The return value of kvEstimateInfo() should always be checked by callers. Adding [[nodiscard]] helps prevent accidental discard of the optional result, which aligns with the static analysis hint.
💡 Suggested fix
   // Optional: provide info for KV cache size estimation.
   // If a model does not support it, return std::nullopt.
-  virtual std::optional<KVCacheEstimateInfo> kvEstimateInfo() const { return std::nullopt; }
+  [[nodiscard]] virtual std::optional<KVCacheEstimateInfo> kvEstimateInfo() const { return std::nullopt; }
tools/mllm-llm-benchmark/models/All.hpp (1)
31-35: Redundant substring check for "tinyllama".

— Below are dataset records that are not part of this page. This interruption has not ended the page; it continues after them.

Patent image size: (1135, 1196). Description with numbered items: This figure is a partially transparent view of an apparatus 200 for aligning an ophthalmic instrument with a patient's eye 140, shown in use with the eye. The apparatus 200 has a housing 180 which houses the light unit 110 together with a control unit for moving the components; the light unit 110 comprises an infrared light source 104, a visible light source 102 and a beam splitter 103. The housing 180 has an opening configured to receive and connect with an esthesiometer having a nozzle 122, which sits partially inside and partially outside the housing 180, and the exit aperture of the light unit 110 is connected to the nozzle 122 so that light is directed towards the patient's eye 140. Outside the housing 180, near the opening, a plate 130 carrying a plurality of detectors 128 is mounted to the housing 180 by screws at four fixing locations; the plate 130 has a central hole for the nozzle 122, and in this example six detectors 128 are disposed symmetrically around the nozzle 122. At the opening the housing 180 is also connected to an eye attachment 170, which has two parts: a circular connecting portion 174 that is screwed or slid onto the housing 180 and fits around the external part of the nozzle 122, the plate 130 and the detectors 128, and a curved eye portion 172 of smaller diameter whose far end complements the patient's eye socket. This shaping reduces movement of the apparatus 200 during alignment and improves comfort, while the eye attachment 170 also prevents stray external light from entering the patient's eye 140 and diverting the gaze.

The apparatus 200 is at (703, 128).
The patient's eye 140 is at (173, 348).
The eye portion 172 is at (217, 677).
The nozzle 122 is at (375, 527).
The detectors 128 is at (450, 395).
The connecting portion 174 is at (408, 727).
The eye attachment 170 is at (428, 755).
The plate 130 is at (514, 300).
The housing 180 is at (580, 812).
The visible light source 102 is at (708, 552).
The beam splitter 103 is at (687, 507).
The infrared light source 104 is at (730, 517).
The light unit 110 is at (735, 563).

The condition normalized_model_name.find("tinyllama") is redundant because find("llama") will already match any string containing "tinyllama". The "tiny_llama" check (with underscore) is valid though.
💡 Simplified condition
-  if (normalized_model_name.find("llama") != std::string::npos ||
-      normalized_model_name.find("tinyllama") != std::string::npos ||
-      normalized_model_name.find("tiny_llama") != std::string::npos) {
+  if (normalized_model_name.find("llama") != std::string::npos ||
+      normalized_model_name.find("tiny_llama") != std::string::npos) {
     return std::make_shared<Llama_Benchmark>();
   }
tools/mllm-llm-benchmark/main.cpp (3)
17-18: Remove duplicate stringify macros.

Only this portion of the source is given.